Texte intégral de la décisiondéplier

Vu la procédure suivante :
Par une requête enregistrée le 5 octobre 2021, M. B A, représenté par
Me Campestrini, demande au tribunal :
1°) d'annuler la décision du 15 septembre 2021 par laquelle le directeur du centre hospitalier de Cannes l'a suspendu de ses fonctions, dès lors qu'il ne remplissait pas les conditions nécessaires à l'exercice de son activité prévues par l'article 14 de la loi n°2021-1040 du 5 août 2021 ;
2°) d'enjoindre au centre hospitalier de Cannes de lui payer les salaires et avantages dus durant la période de suspension ;
3°) de mettre à la charge du centre hospitalier de Cannes la somme de 500 euros au titre de l'article L. 761-1 du code de justice administrative.
Il soutient que :
- la décision attaquée méconnaît les dispositions de l'article 30 de la loi du 13 juillet 1983 portant droits et obligations des fonctionnaires ;
- elle constitue une sanction non prévue par les dispositions de l'article 81 de la loi du 9 janvier 1986 portant dispositions statutaires relatives à la fonction publique hospitalière ;
- elle a été privée du droit d'être entendue devant un conseil de discipline ;
- la décision attaquée est discriminatoire ;
- elle est disproportionnée au regard de l'objectif poursuivi ;
- elle méconnaît les articles 2, 3 et 29 du Règlement (UE) n°536/2014 du Parlement européen du 16 avril 2014 et les articles L. 1121-1 et L. 1122-1 du code de la santé publique dès lors qu'elle la contraint à participer à un essai thérapeutique sans un consentement libre et éclairé.

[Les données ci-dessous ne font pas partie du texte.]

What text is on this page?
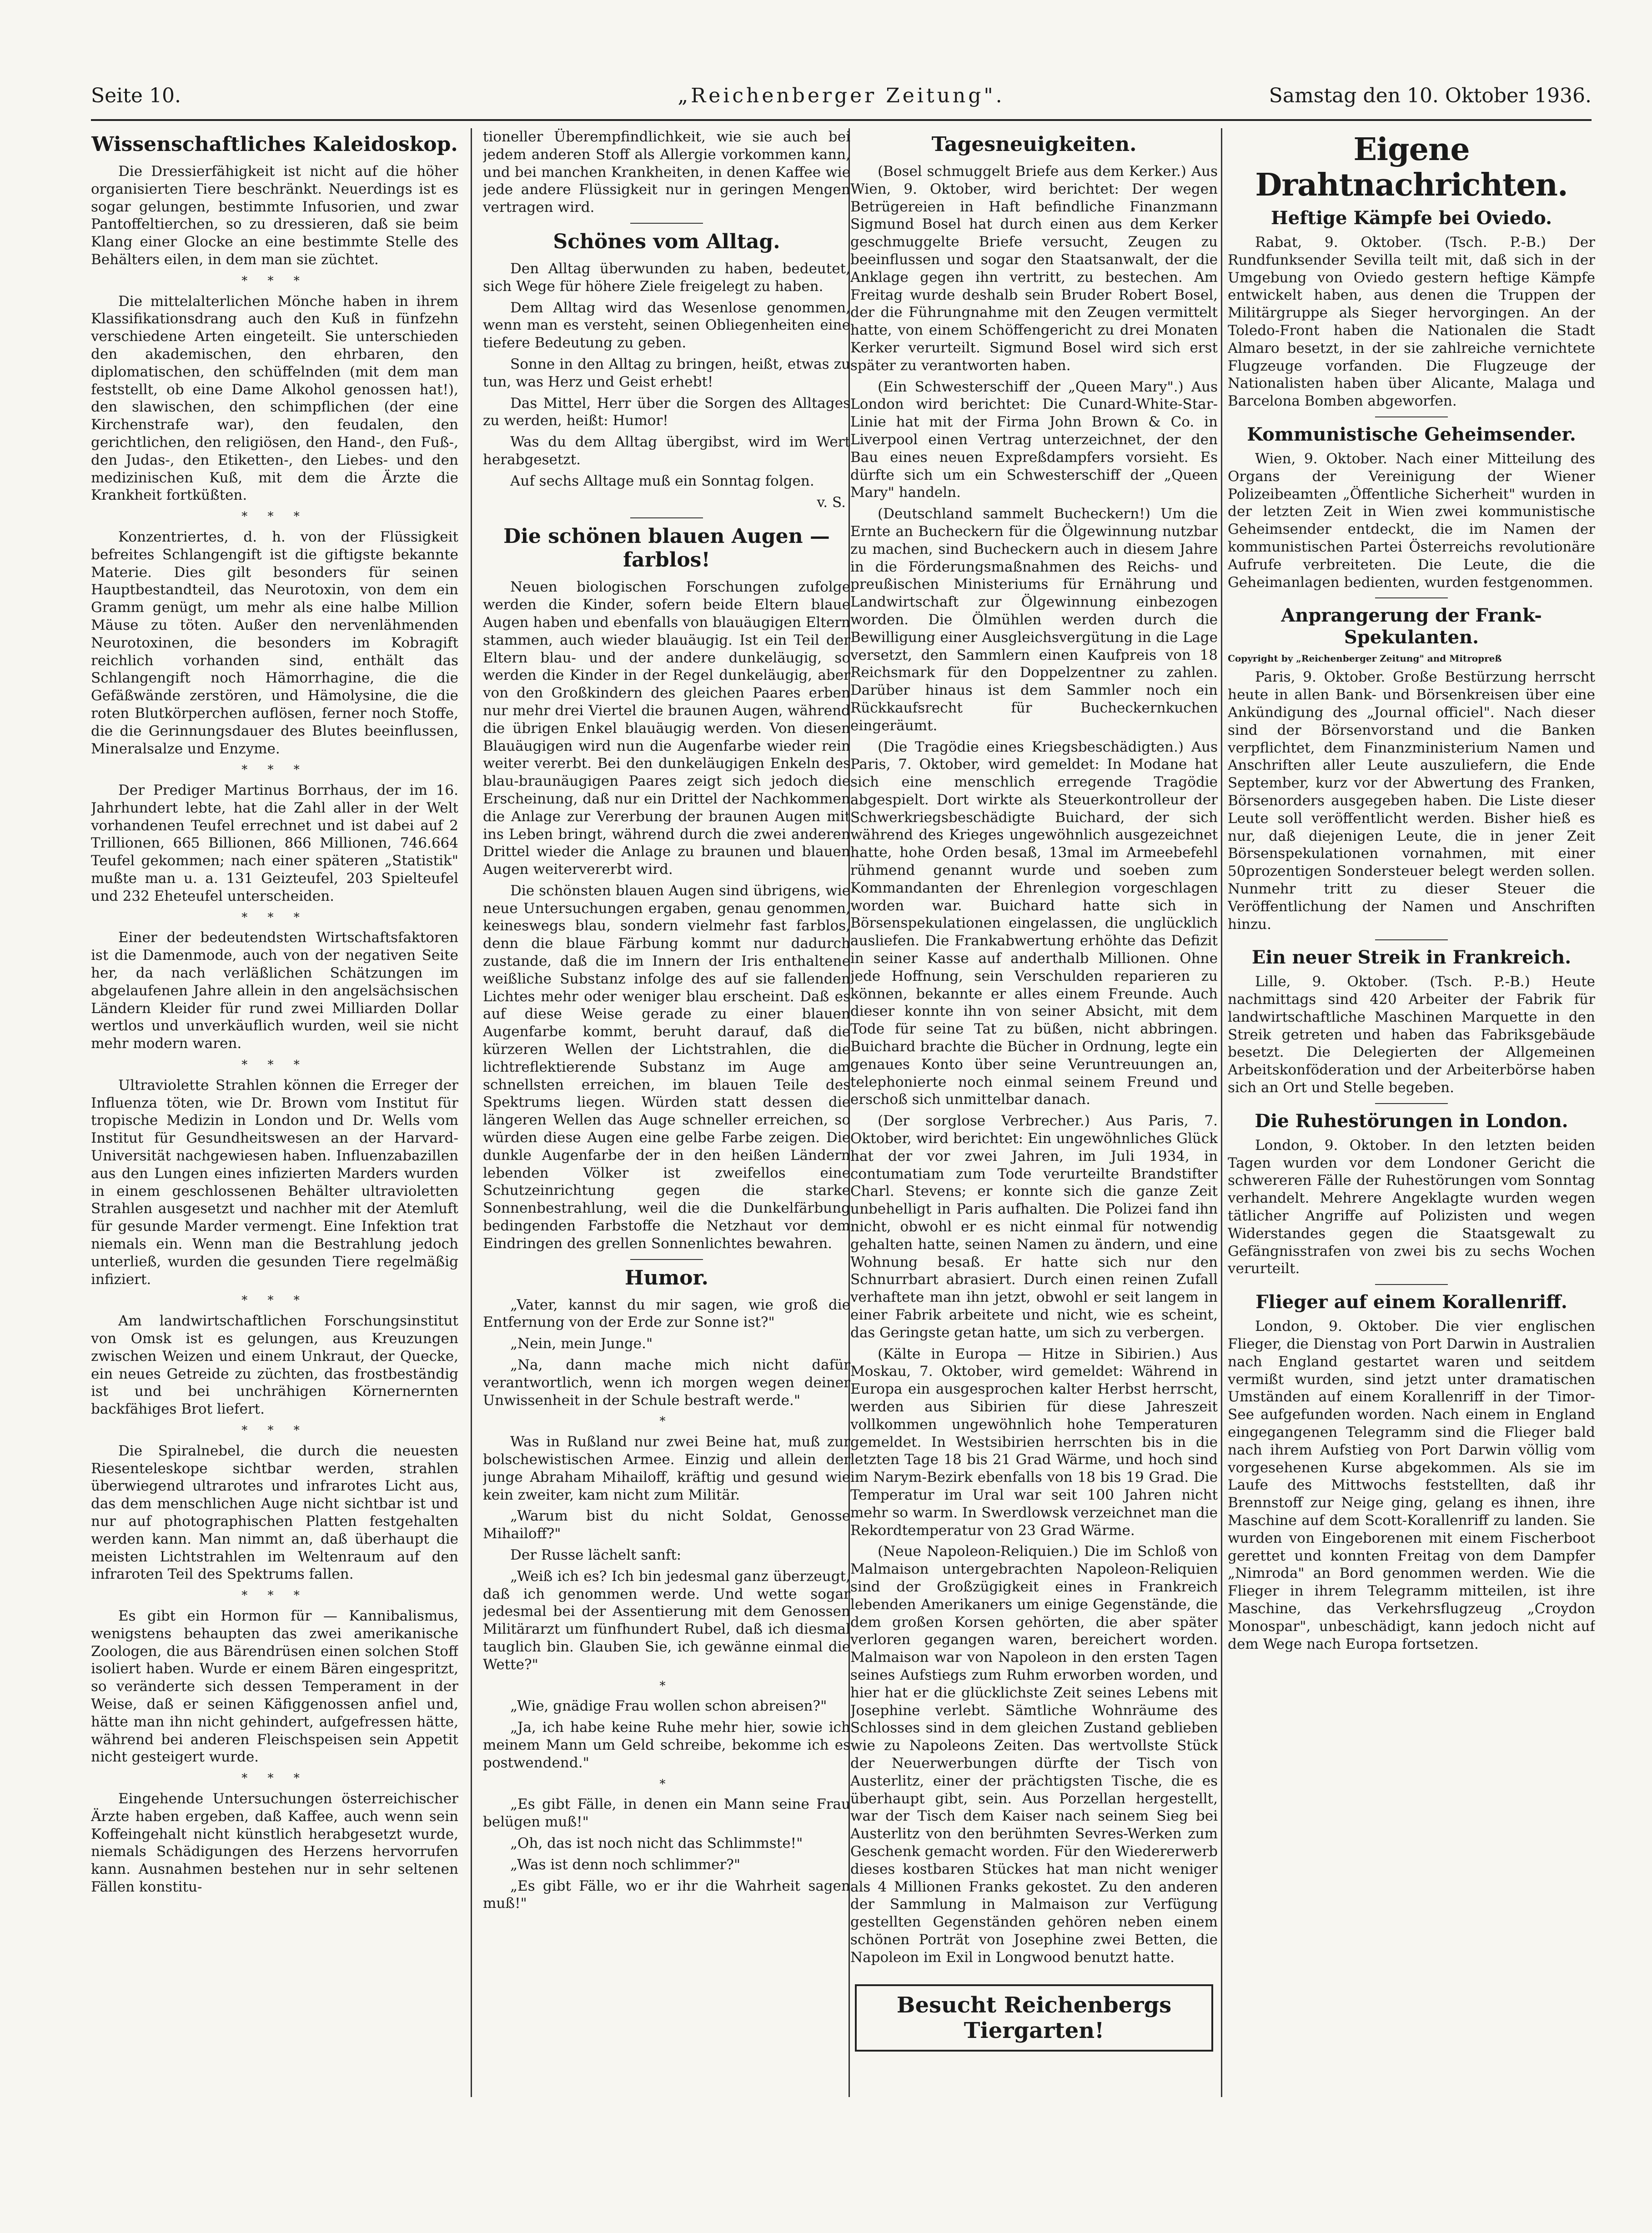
Seite 10.	„Reichenberger Zeitung".	Samstag den 10. Oktober 1936.
Wissenschaftliches Kaleidoskop.

Die Dressierfähigkeit ist nicht auf die höher organisierten Tiere beschränkt. Neuerdings ist es sogar gelungen, bestimmte Infusorien, und zwar Pantoffeltierchen, so zu dressieren, daß sie beim Klang einer Glocke an eine bestimmte Stelle des Behälters eilen, in dem man sie züchtet.

* * *

Die mittelalterlichen Mönche haben in ihrem Klassifikationsdrang auch den Kuß in fünfzehn verschiedene Arten eingeteilt. Sie unterschieden den akademischen, den ehrbaren, den diplomatischen, den schüffelnden (mit dem man feststellt, ob eine Dame Alkohol genossen hat!), den slawischen, den schimpflichen (der eine Kirchenstrafe war), den feudalen, den gerichtlichen, den religiösen, den Hand-, den Fuß-, den Judas-, den Etiketten-, den Liebes- und den medizinischen Kuß, mit dem die Ärzte die Krankheit fortküßten.

* * *

Konzentriertes, d. h. von der Flüssigkeit befreites Schlangengift ist die giftigste bekannte Materie. Dies gilt besonders für seinen Hauptbestandteil, das Neurotoxin, von dem ein Gramm genügt, um mehr als eine halbe Million Mäuse zu töten. Außer den nervenlähmenden Neurotoxinen, die besonders im Kobragift reichlich vorhanden sind, enthält das Schlangengift noch Hämorrhagine, die die Gefäßwände zerstören, und Hämolysine, die die roten Blutkörperchen auflösen, ferner noch Stoffe, die die Gerinnungsdauer des Blutes beeinflussen, Mineralsalze und Enzyme.

* * *

Der Prediger Martinus Borrhaus, der im 16. Jahrhundert lebte, hat die Zahl aller in der Welt vorhandenen Teufel errechnet und ist dabei auf 2 Trillionen, 665 Billionen, 866 Millionen, 746.664 Teufel gekommen; nach einer späteren „Statistik" mußte man u. a. 131 Geizteufel, 203 Spielteufel und 232 Eheteufel unterscheiden.

* * *

Einer der bedeutendsten Wirtschaftsfaktoren ist die Damenmode, auch von der negativen Seite her, da nach verläßlichen Schätzungen im abgelaufenen Jahre allein in den angelsächsischen Ländern Kleider für rund zwei Milliarden Dollar wertlos und unverkäuflich wurden, weil sie nicht mehr modern waren.

* * *

Ultraviolette Strahlen können die Erreger der Influenza töten, wie Dr. Brown vom Institut für tropische Medizin in London und Dr. Wells vom Institut für Gesundheitswesen an der Harvard-Universität nachgewiesen haben. Influenzabazillen aus den Lungen eines infizierten Marders wurden in einem geschlossenen Behälter ultravioletten Strahlen ausgesetzt und nachher mit der Atemluft für gesunde Marder vermengt. Eine Infektion trat niemals ein. Wenn man die Bestrahlung jedoch unterließ, wurden die gesunden Tiere regelmäßig infiziert.

* * *

Am landwirtschaftlichen Forschungsinstitut von Omsk ist es gelungen, aus Kreuzungen zwischen Weizen und einem Unkraut, der Quecke, ein neues Getreide zu züchten, das frostbeständig ist und bei unchrähigen Körnernernten backfähiges Brot liefert.

* * *

Die Spiralnebel, die durch die neuesten Riesenteleskope sichtbar werden, strahlen überwiegend ultrarotes und infrarotes Licht aus, das dem menschlichen Auge nicht sichtbar ist und nur auf photographischen Platten festgehalten werden kann. Man nimmt an, daß überhaupt die meisten Lichtstrahlen im Weltenraum auf den infraroten Teil des Spektrums fallen.

* * *

Es gibt ein Hormon für — Kannibalismus, wenigstens behaupten das zwei amerikanische Zoologen, die aus Bärendrüsen einen solchen Stoff isoliert haben. Wurde er einem Bären eingespritzt, so veränderte sich dessen Temperament in der Weise, daß er seinen Käfiggenossen anfiel und, hätte man ihn nicht gehindert, aufgefressen hätte, während bei anderen Fleischspeisen sein Appetit nicht gesteigert wurde.

* * *

Eingehende Untersuchungen österreichischer Ärzte haben ergeben, daß Kaffee, auch wenn sein Koffeingehalt nicht künstlich herabgesetzt wurde, niemals Schädigungen des Herzens hervorrufen kann. Ausnahmen bestehen nur in sehr seltenen Fällen konstitu-

tioneller Überempfindlichkeit, wie sie auch bei jedem anderen Stoff als Allergie vorkommen kann, und bei manchen Krankheiten, in denen Kaffee wie jede andere Flüssigkeit nur in geringen Mengen vertragen wird.

Schönes vom Alltag.

Den Alltag überwunden zu haben, bedeutet, sich Wege für höhere Ziele freigelegt zu haben.

Dem Alltag wird das Wesenlose genommen, wenn man es versteht, seinen Obliegenheiten eine tiefere Bedeutung zu geben.

Sonne in den Alltag zu bringen, heißt, etwas zu tun, was Herz und Geist erhebt!

Das Mittel, Herr über die Sorgen des Alltages zu werden, heißt: Humor!

Was du dem Alltag übergibst, wird im Wert herabgesetzt.

Auf sechs Alltage muß ein Sonntag folgen.

v. S.
Die schönen blauen Augen — farblos!

Neuen biologischen Forschungen zufolge werden die Kinder, sofern beide Eltern blaue Augen haben und ebenfalls von blauäugigen Eltern stammen, auch wieder blauäugig. Ist ein Teil der Eltern blau- und der andere dunkeläugig, so werden die Kinder in der Regel dunkeläugig, aber von den Großkindern des gleichen Paares erben nur mehr drei Viertel die braunen Augen, während die übrigen Enkel blauäugig werden. Von diesen Blauäugigen wird nun die Augenfarbe wieder rein weiter vererbt. Bei den dunkeläugigen Enkeln des blau-braunäugigen Paares zeigt sich jedoch die Erscheinung, daß nur ein Drittel der Nachkommen die Anlage zur Vererbung der braunen Augen mit ins Leben bringt, während durch die zwei anderen Drittel wieder die Anlage zu braunen und blauen Augen weitervererbt wird.

Die schönsten blauen Augen sind übrigens, wie neue Untersuchungen ergaben, genau genommen, keineswegs blau, sondern vielmehr fast farblos, denn die blaue Färbung kommt nur dadurch zustande, daß die im Innern der Iris enthaltene weißliche Substanz infolge des auf sie fallenden Lichtes mehr oder weniger blau erscheint. Daß es auf diese Weise gerade zu einer blauen Augenfarbe kommt, beruht darauf, daß die kürzeren Wellen der Lichtstrahlen, die die lichtreflektierende Substanz im Auge am schnellsten erreichen, im blauen Teile des Spektrums liegen. Würden statt dessen die längeren Wellen das Auge schneller erreichen, so würden diese Augen eine gelbe Farbe zeigen. Die dunkle Augenfarbe der in den heißen Ländern lebenden Völker ist zweifellos eine Schutzeinrichtung gegen die starke Sonnenbestrahlung, weil die die Dunkelfärbung bedingenden Farbstoffe die Netzhaut vor dem Eindringen des grellen Sonnenlichtes bewahren.

Humor.

„Vater, kannst du mir sagen, wie groß die Entfernung von der Erde zur Sonne ist?"

„Nein, mein Junge."

„Na, dann mache mich nicht dafür verantwortlich, wenn ich morgen wegen deiner Unwissenheit in der Schule bestraft werde."

*

Was in Rußland nur zwei Beine hat, muß zur bolschewistischen Armee. Einzig und allein der junge Abraham Mihailoff, kräftig und gesund wie kein zweiter, kam nicht zum Militär.

„Warum bist du nicht Soldat, Genosse Mihailoff?"

Der Russe lächelt sanft:

„Weiß ich es? Ich bin jedesmal ganz überzeugt, daß ich genommen werde. Und wette sogar jedesmal bei der Assentierung mit dem Genossen Militärarzt um fünfhundert Rubel, daß ich diesmal tauglich bin. Glauben Sie, ich gewänne einmal die Wette?"

*

„Wie, gnädige Frau wollen schon abreisen?"

„Ja, ich habe keine Ruhe mehr hier, sowie ich meinem Mann um Geld schreibe, bekomme ich es postwendend."

*

„Es gibt Fälle, in denen ein Mann seine Frau belügen muß!"

„Oh, das ist noch nicht das Schlimmste!"

„Was ist denn noch schlimmer?"

„Es gibt Fälle, wo er ihr die Wahrheit sagen muß!"

Tagesneuigkeiten.

(Bosel schmuggelt Briefe aus dem Kerker.) Aus Wien, 9. Oktober, wird berichtet: Der wegen Betrügereien in Haft befindliche Finanzmann Sigmund Bosel hat durch einen aus dem Kerker geschmuggelte Briefe versucht, Zeugen zu beeinflussen und sogar den Staatsanwalt, der die Anklage gegen ihn vertritt, zu bestechen. Am Freitag wurde deshalb sein Bruder Robert Bosel, der die Führungnahme mit den Zeugen vermittelt hatte, von einem Schöffengericht zu drei Monaten Kerker verurteilt. Sigmund Bosel wird sich erst später zu verantworten haben.

(Ein Schwesterschiff der „Queen Mary".) Aus London wird berichtet: Die Cunard-White-Star-Linie hat mit der Firma John Brown & Co. in Liverpool einen Vertrag unterzeichnet, der den Bau eines neuen Expreßdampfers vorsieht. Es dürfte sich um ein Schwesterschiff der „Queen Mary" handeln.

(Deutschland sammelt Bucheckern!) Um die Ernte an Bucheckern für die Ölgewinnung nutzbar zu machen, sind Bucheckern auch in diesem Jahre in die Förderungsmaßnahmen des Reichs- und preußischen Ministeriums für Ernährung und Landwirtschaft zur Ölgewinnung einbezogen worden. Die Ölmühlen werden durch die Bewilligung einer Ausgleichsvergütung in die Lage versetzt, den Sammlern einen Kaufpreis von 18 Reichsmark für den Doppelzentner zu zahlen. Darüber hinaus ist dem Sammler noch ein Rückkaufsrecht für Bucheckernkuchen eingeräumt.

(Die Tragödie eines Kriegsbeschädigten.) Aus Paris, 7. Oktober, wird gemeldet: In Modane hat sich eine menschlich erregende Tragödie abgespielt. Dort wirkte als Steuerkontrolleur der Schwerkriegsbeschädigte Buichard, der sich während des Krieges ungewöhnlich ausgezeichnet hatte, hohe Orden besaß, 13mal im Armeebefehl rühmend genannt wurde und soeben zum Kommandanten der Ehrenlegion vorgeschlagen worden war. Buichard hatte sich in Börsenspekulationen eingelassen, die unglücklich ausliefen. Die Frankabwertung erhöhte das Defizit in seiner Kasse auf anderthalb Millionen. Ohne jede Hoffnung, sein Verschulden reparieren zu können, bekannte er alles einem Freunde. Auch dieser konnte ihn von seiner Absicht, mit dem Tode für seine Tat zu büßen, nicht abbringen. Buichard brachte die Bücher in Ordnung, legte ein genaues Konto über seine Veruntreuungen an, telephonierte noch einmal seinem Freund und erschoß sich unmittelbar danach.

(Der sorglose Verbrecher.) Aus Paris, 7. Oktober, wird berichtet: Ein ungewöhnliches Glück hat der vor zwei Jahren, im Juli 1934, in contumatiam zum Tode verurteilte Brandstifter Charl. Stevens; er konnte sich die ganze Zeit unbehelligt in Paris aufhalten. Die Polizei fand ihn nicht, obwohl er es nicht einmal für notwendig gehalten hatte, seinen Namen zu ändern, und eine Wohnung besaß. Er hatte sich nur den Schnurrbart abrasiert. Durch einen reinen Zufall verhaftete man ihn jetzt, obwohl er seit langem in einer Fabrik arbeitete und nicht, wie es scheint, das Geringste getan hatte, um sich zu verbergen.

(Kälte in Europa — Hitze in Sibirien.) Aus Moskau, 7. Oktober, wird gemeldet: Während in Europa ein ausgesprochen kalter Herbst herrscht, werden aus Sibirien für diese Jahreszeit vollkommen ungewöhnlich hohe Temperaturen gemeldet. In Westsibirien herrschten bis in die letzten Tage 18 bis 21 Grad Wärme, und hoch sind im Narym-Bezirk ebenfalls von 18 bis 19 Grad. Die Temperatur im Ural war seit 100 Jahren nicht mehr so warm. In Swerdlowsk verzeichnet man die Rekordtemperatur von 23 Grad Wärme.

(Neue Napoleon-Reliquien.) Die im Schloß von Malmaison untergebrachten Napoleon-Reliquien sind der Großzügigkeit eines in Frankreich lebenden Amerikaners um einige Gegenstände, die dem großen Korsen gehörten, die aber später verloren gegangen waren, bereichert worden. Malmaison war von Napoleon in den ersten Tagen seines Aufstiegs zum Ruhm erworben worden, und hier hat er die glücklichste Zeit seines Lebens mit Josephine verlebt. Sämtliche Wohnräume des Schlosses sind in dem gleichen Zustand geblieben wie zu Napoleons Zeiten. Das wertvollste Stück der Neuerwerbungen dürfte der Tisch von Austerlitz, einer der prächtigsten Tische, die es überhaupt gibt, sein. Aus Porzellan hergestellt, war der Tisch dem Kaiser nach seinem Sieg bei Austerlitz von den berühmten Sevres-Werken zum Geschenk gemacht worden. Für den Wiedererwerb dieses kostbaren Stückes hat man nicht weniger als 4 Millionen Franks gekostet. Zu den anderen der Sammlung in Malmaison zur Verfügung gestellten Gegenständen gehören neben einem schönen Porträt von Josephine zwei Betten, die Napoleon im Exil in Longwood benutzt hatte.

Besucht Reichenbergs Tiergarten!
Eigene Drahtnachrichten.
Heftige Kämpfe bei Oviedo.

Rabat, 9. Oktober. (Tsch. P.-B.) Der Rundfunksender Sevilla teilt mit, daß sich in der Umgebung von Oviedo gestern heftige Kämpfe entwickelt haben, aus denen die Truppen der Militärgruppe als Sieger hervorgingen. An der Toledo-Front haben die Nationalen die Stadt Almaro besetzt, in der sie zahlreiche vernichtete Flugzeuge vorfanden. Die Flugzeuge der Nationalisten haben über Alicante, Malaga und Barcelona Bomben abgeworfen.

Kommunistische Geheimsender.

Wien, 9. Oktober. Nach einer Mitteilung des Organs der Vereinigung der Wiener Polizeibeamten „Öffentliche Sicherheit" wurden in der letzten Zeit in Wien zwei kommunistische Geheimsender entdeckt, die im Namen der kommunistischen Partei Österreichs revolutionäre Aufrufe verbreiteten. Die Leute, die die Geheimanlagen bedienten, wurden festgenommen.

Anprangerung der Frank-Spekulanten.
Copyright by „Reichenberger Zeitung" and Mitropreß

Paris, 9. Oktober. Große Bestürzung herrscht heute in allen Bank- und Börsenkreisen über eine Ankündigung des „Journal officiel". Nach dieser sind der Börsenvorstand und die Banken verpflichtet, dem Finanzministerium Namen und Anschriften aller Leute auszuliefern, die Ende September, kurz vor der Abwertung des Franken, Börsenorders ausgegeben haben. Die Liste dieser Leute soll veröffentlicht werden. Bisher hieß es nur, daß diejenigen Leute, die in jener Zeit Börsenspekulationen vornahmen, mit einer 50prozentigen Sondersteuer belegt werden sollen. Nunmehr tritt zu dieser Steuer die Veröffentlichung der Namen und Anschriften hinzu.

Ein neuer Streik in Frankreich.

Lille, 9. Oktober. (Tsch. P.-B.) Heute nachmittags sind 420 Arbeiter der Fabrik für landwirtschaftliche Maschinen Marquette in den Streik getreten und haben das Fabriksgebäude besetzt. Die Delegierten der Allgemeinen Arbeitskonföderation und der Arbeiterbörse haben sich an Ort und Stelle begeben.

Die Ruhestörungen in London.

London, 9. Oktober. In den letzten beiden Tagen wurden vor dem Londoner Gericht die schwereren Fälle der Ruhestörungen vom Sonntag verhandelt. Mehrere Angeklagte wurden wegen tätlicher Angriffe auf Polizisten und wegen Widerstandes gegen die Staatsgewalt zu Gefängnisstrafen von zwei bis zu sechs Wochen verurteilt.

Flieger auf einem Korallenriff.

London, 9. Oktober. Die vier englischen Flieger, die Dienstag von Port Darwin in Australien nach England gestartet waren und seitdem vermißt wurden, sind jetzt unter dramatischen Umständen auf einem Korallenriff in der Timor-See aufgefunden worden. Nach einem in England eingegangenen Telegramm sind die Flieger bald nach ihrem Aufstieg von Port Darwin völlig vom vorgesehenen Kurse abgekommen. Als sie im Laufe des Mittwochs feststellten, daß ihr Brennstoff zur Neige ging, gelang es ihnen, ihre Maschine auf dem Scott-Korallenriff zu landen. Sie wurden von Eingeborenen mit einem Fischerboot gerettet und konnten Freitag von dem Dampfer „Nimroda" an Bord genommen werden. Wie die Flieger in ihrem Telegramm mitteilen, ist ihre Maschine, das Verkehrsflugzeug „Croydon Monospar", unbeschädigt, kann jedoch nicht auf dem Wege nach Europa fortsetzen.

Par un mémoire en défense enregistré le 24 janvier 2022, le centre hospitalier de Cannes, représenté par Me Clément conclut, à titre principal au non-lieu à statuer, à titre subsidiaire, au rejet de la requête et à ce qu'une somme de 2 000 euros soit mise à la charge de M. A au titre de l'article L. 761-1 du code de justice administrative.
Il soutient que :
- la décision de suspension du 15 septembre 2021 ayant été retirée, par décision du 15 octobre 2021, la requête est devenue sans objet ;
- les autres moyens soulevés par M. A ne sont pas fondés.
Par une lettre du 17 juillet 2023, les parties ont été informées, par application de l'article R. 611-11-1 du code de justice administrative, que l'affaire serait inscrite à une audience le 1er semestre 2024 et que l'instruction est susceptible d'être close à partir du 14 septembre 2023.
Par une ordonnance du 26 septembre 2023 la clôture de l'instruction a été prononcée avec effet immédiat.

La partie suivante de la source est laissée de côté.